Die Analyse reicht hinunter bis auf die Ebene von 400 Kreisen und kreisfreien Städten und macht deutliche regionale Unterschiede sichtbar. Bereits 2020 lag der Anteil der Demenzkranken zwischen 1,0 Prozent in Tübingen und 2,6 Prozent in der brandenburgischen Prignitz. Für das Jahr 2060 erwarten die Forscher eine Spanne von 1,7 Prozent Demenzkranken in München bis zu 6,2 Prozent im Landkreis Elbe-Elster in Brandenburg. Besonders betroffen sind damit vor allem ländliche Regionen im Osten, die überdurchschnittlich altern.
Parallel zur wachsenden Zahl von Demenzfällen schrumpft der Pool potenzieller Pflege- und Betreuungspersonen im Erwerbsalter. Laut Studie kamen im Jahr 2020 rechnerisch noch 38 Menschen im erwerbsfähigen Alter auf einen Demenzfall. Bis 2060 dürfte dieses Verhältnis auf 21 Erwerbspersonen pro Fall sinken. Damit würden deutlich mehr Erkrankte von einer deutlich kleineren Zahl potenziell Erwerbstätiger versorgt werden müssen – mit entsprechenden Konsequenzen für Pflegeinfrastruktur, Kommunen und Sozialversicherungen.

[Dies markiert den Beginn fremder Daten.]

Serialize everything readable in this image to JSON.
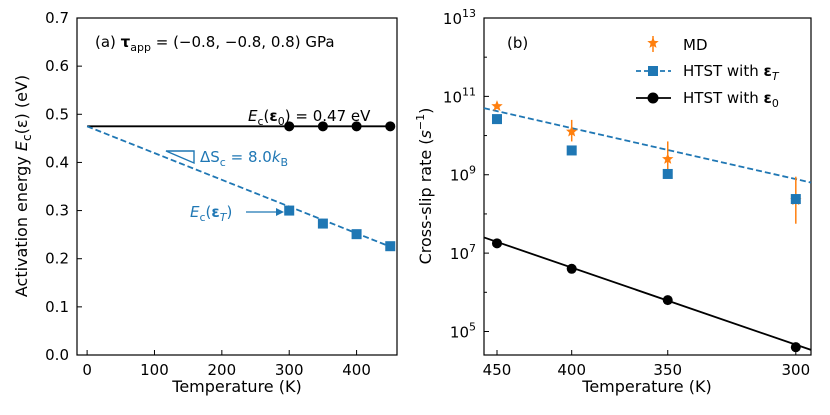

Die Autoren der Studie betonen zugleich, dass der prognostizierte Anstieg nicht zwangsläufig ist. Nach heutigem wissenschaftlichem Stand lassen sich Demenzrisiken durch Prävention spürbar senken. Eine konsequentere Behandlung von Bluthochdruck und Diabetes, der Verzicht auf Rauchen oder ein höheres Bildungsniveau könnten dazu beitragen, etwa die Hälfte der Neuerkrankungen zu vermeiden. In einem solchen Szenario würde sich die Zahl der Demenzfälle im Jahr 2060 nicht weiter erhöhen, sondern sich auf einem Niveau zwischen 1,3 und 1,5 Millionen stabilisieren. Die Spannbreite der Projektionen zeigt damit, wie stark der künftige Versorgungsdruck von heute eingeleiteten Präventionsstrategien abhängen dürfte.